When I returned to the country of my birth, Vietnam, for the first time, my husband Merlin did not come with me. It was my wish – or rather, my promise to myself – that I would first come back with my brother to find out if we felt like foreigners after living for more than twenty years in Canada. I also did not know how my countrymen would react to my British husband. We had been together for eight years and married for two, long enough for us to become as comfortable together as an old pillow, although, in the eyes of others, we were still an odd and unlikely couple: he, a large Briton; me, a much smaller Vietnamese.
My brother and I chose to start our trip in the North where we had never travelled before. If we really felt like foreigners there, we thought it would not bother us too much.

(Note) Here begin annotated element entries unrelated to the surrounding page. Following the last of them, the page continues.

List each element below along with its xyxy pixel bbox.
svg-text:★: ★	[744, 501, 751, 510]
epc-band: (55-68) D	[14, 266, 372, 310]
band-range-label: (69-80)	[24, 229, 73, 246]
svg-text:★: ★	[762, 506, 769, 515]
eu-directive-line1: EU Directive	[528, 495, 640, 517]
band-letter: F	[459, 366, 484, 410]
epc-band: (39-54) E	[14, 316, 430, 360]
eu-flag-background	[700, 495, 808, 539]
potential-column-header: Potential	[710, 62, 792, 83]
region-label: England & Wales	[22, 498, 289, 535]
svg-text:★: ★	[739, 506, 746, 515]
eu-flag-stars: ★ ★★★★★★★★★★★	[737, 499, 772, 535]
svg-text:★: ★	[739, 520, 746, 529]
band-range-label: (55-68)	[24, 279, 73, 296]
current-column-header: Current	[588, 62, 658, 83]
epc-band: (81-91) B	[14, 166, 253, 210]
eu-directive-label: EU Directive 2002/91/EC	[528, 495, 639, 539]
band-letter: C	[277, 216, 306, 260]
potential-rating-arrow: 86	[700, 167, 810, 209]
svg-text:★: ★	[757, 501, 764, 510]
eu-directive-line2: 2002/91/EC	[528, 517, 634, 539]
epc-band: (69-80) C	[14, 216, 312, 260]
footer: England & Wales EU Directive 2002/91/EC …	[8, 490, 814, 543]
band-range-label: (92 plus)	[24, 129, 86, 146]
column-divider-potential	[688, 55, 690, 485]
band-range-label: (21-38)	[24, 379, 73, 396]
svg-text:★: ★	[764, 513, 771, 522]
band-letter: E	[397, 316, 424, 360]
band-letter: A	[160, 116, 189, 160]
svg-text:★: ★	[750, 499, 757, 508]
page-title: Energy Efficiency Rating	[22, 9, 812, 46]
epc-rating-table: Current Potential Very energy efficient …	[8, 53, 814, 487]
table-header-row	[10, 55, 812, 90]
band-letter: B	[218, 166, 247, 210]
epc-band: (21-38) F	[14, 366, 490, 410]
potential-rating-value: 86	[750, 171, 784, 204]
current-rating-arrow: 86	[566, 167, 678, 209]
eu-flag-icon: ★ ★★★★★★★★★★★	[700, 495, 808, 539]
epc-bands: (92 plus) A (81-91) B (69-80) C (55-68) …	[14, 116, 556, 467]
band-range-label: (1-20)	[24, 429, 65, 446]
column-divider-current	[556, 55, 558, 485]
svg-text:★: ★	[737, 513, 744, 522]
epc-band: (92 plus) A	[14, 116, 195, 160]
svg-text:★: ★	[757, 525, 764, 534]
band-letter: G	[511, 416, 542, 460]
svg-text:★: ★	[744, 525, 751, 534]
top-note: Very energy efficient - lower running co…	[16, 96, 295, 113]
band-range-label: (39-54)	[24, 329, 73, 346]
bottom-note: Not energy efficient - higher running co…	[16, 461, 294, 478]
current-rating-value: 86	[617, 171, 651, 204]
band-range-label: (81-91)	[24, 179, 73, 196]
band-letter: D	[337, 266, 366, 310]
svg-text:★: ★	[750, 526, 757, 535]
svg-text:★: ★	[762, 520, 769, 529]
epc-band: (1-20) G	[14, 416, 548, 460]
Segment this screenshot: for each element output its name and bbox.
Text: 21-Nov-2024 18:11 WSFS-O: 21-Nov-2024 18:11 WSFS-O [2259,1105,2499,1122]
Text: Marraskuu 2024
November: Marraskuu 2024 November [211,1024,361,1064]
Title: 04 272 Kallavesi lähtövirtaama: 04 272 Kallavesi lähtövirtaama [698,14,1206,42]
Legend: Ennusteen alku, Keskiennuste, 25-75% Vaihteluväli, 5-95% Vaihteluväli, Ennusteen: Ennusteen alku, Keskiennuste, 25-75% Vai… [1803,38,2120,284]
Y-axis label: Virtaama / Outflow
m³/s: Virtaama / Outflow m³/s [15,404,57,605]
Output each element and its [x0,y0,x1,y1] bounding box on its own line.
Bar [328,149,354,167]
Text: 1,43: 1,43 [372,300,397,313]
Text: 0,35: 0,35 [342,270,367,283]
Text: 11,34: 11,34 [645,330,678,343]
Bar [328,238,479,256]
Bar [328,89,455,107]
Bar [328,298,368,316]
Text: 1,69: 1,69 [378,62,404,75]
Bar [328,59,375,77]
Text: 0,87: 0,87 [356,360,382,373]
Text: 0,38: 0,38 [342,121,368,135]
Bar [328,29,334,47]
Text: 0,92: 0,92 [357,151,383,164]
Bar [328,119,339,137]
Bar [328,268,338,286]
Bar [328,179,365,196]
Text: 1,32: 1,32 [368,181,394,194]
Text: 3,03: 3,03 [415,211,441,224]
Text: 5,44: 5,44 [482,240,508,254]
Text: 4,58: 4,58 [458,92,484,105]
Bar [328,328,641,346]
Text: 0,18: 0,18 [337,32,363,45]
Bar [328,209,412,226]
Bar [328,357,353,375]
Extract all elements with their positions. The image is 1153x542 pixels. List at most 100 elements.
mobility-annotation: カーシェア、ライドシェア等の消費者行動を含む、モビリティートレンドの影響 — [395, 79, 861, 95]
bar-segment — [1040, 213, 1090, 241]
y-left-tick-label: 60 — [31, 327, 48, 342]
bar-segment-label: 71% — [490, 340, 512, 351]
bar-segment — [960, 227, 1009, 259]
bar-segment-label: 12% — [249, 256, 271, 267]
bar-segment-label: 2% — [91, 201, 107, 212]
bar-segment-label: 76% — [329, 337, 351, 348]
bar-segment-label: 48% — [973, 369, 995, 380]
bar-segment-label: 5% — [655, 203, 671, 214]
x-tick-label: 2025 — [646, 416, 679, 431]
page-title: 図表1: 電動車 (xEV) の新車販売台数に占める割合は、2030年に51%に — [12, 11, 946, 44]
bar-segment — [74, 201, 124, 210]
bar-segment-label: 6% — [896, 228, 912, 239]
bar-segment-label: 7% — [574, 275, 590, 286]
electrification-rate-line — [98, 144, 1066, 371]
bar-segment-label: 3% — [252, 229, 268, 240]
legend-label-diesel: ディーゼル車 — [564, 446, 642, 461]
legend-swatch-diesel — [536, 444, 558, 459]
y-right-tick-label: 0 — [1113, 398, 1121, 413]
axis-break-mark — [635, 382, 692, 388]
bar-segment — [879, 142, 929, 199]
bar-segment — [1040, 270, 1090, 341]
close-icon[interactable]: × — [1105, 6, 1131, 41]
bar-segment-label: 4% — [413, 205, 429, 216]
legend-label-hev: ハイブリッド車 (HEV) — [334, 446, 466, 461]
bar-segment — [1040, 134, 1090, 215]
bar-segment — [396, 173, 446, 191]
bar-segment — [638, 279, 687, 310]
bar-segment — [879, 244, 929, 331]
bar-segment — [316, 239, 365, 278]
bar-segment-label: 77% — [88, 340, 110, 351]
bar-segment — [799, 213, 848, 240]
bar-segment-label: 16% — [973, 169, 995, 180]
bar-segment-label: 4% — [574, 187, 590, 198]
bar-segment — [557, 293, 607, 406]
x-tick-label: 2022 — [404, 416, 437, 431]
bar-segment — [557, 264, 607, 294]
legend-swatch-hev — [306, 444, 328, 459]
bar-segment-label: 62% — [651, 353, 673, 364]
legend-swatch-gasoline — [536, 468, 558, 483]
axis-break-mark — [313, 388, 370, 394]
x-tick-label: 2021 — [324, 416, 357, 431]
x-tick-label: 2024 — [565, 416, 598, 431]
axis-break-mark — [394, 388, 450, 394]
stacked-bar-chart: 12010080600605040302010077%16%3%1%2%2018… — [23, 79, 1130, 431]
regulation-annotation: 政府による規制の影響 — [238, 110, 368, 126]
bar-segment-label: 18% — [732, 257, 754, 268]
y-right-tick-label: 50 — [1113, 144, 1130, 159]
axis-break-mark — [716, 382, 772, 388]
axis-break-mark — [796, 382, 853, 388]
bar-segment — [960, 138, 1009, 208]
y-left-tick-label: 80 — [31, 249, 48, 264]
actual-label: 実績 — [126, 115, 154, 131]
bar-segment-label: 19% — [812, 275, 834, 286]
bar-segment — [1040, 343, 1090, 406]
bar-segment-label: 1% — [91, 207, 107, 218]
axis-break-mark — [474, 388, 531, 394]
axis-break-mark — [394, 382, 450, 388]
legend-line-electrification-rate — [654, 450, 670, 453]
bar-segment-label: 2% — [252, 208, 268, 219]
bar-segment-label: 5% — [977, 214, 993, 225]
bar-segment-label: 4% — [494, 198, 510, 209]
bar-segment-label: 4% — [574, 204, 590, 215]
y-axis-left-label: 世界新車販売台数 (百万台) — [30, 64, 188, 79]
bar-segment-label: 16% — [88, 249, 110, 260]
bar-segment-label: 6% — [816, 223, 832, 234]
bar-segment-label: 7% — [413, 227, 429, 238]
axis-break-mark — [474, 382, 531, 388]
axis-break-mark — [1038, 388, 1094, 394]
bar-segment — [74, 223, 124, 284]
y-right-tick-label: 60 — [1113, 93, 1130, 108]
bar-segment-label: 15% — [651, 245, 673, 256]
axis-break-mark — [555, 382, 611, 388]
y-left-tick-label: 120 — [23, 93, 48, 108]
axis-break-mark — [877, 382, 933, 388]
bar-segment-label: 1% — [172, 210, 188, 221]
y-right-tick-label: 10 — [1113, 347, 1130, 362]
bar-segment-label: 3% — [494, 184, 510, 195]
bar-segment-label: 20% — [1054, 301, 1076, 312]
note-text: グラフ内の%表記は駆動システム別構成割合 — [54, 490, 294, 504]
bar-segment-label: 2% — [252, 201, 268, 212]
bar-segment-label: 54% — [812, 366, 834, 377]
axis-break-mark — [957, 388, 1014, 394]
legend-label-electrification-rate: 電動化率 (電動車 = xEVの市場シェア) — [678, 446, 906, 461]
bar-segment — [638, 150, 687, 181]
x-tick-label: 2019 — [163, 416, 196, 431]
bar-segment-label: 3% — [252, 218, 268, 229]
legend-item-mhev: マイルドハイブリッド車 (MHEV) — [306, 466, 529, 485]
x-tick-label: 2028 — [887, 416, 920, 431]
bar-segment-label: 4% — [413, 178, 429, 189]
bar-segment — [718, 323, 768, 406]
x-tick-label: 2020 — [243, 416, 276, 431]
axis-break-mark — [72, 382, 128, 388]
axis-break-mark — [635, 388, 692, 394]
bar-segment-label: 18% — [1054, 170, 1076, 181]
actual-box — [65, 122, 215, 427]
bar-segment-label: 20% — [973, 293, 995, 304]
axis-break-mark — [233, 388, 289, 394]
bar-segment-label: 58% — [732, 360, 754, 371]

My fear of feeling like an alien in my own country greeted me at the hotel, during my encounter with a smiling young receptionist. We spoke the same language, with the same accent, but her voice was stridently assertive while mine became reserved and distant. The twenty years of Vietnamese war breathed silently between us. We had absolutely nothing in common. This was definitely not my country and there was an ocean between me and my real country, where I had left Merlin. At that moment, I just wanted to turn around and sail back to that other shore and rest my head on his shoulder. This was not the first time I had travelled without him so I thought it would really be no big deal if we were apart for a couple of weeks. How wrong I was.
As the week went by, my unhappiness swelled intolerably. We were reminded of our foreigner status when we had to pay more than locals to visit museums and shrines. At night, loud arguments in the streets would wake us from our hot and sticky sleep. I could hear and understand every word, but their vulgarity was beyond my comprehension. The polite smiles and greetings of the hotel receptionists hid an assumed superiority and an unspoken mockery. This made me even more homesick and desperately lonesome for Merlin. Every evening, I went to the internet shop to send him emails: short and inconsequential messages about mundane things – how was he doing at work, if he remembered to weed our garden and water the house plants? At night, I wrote longer messages to him in my notebook, messages never sent, pouring out my heart and my tears. I wanted to be transported home at once, to wipe my eyes on his shirt and to listen to his beating heart.
After ten days, we made our way south. The Vietnam that we used to know gradually revealed itself with each mile travelled. The invisible shroud separating us from those around us began to lift as soon as we left Hanoi, and had dissipated completely by the time we reached Nha Trang, a city with which I have a particular bond – I was born there, and, as a teenager, I had returned a few times after our family moved to Saigon. Every morning, I walked to the beach to watch the sun rise – a huge, orange ball emerging from the blue calm of the Pacific Ocean. Back home, where my Merlin was, the sun was setting and I wondered if he was watching it from the window of his study. One evening, I sent a message to the moon that would be delivered to Merlin in Canada, twelve hours later. I slept that night comforted by the thought that the murmuring ocean between us would carry our every conversation.
Three years later, I returned to Vietnam with Merlin. During the week we were in Nha Trang, we watched the same sunrise every morning and the same full moon every evening. We bathed in the same ocean that had separated us on my previous visit. I frolicked in the same water just like the little girl who played there more than thirty years earlier.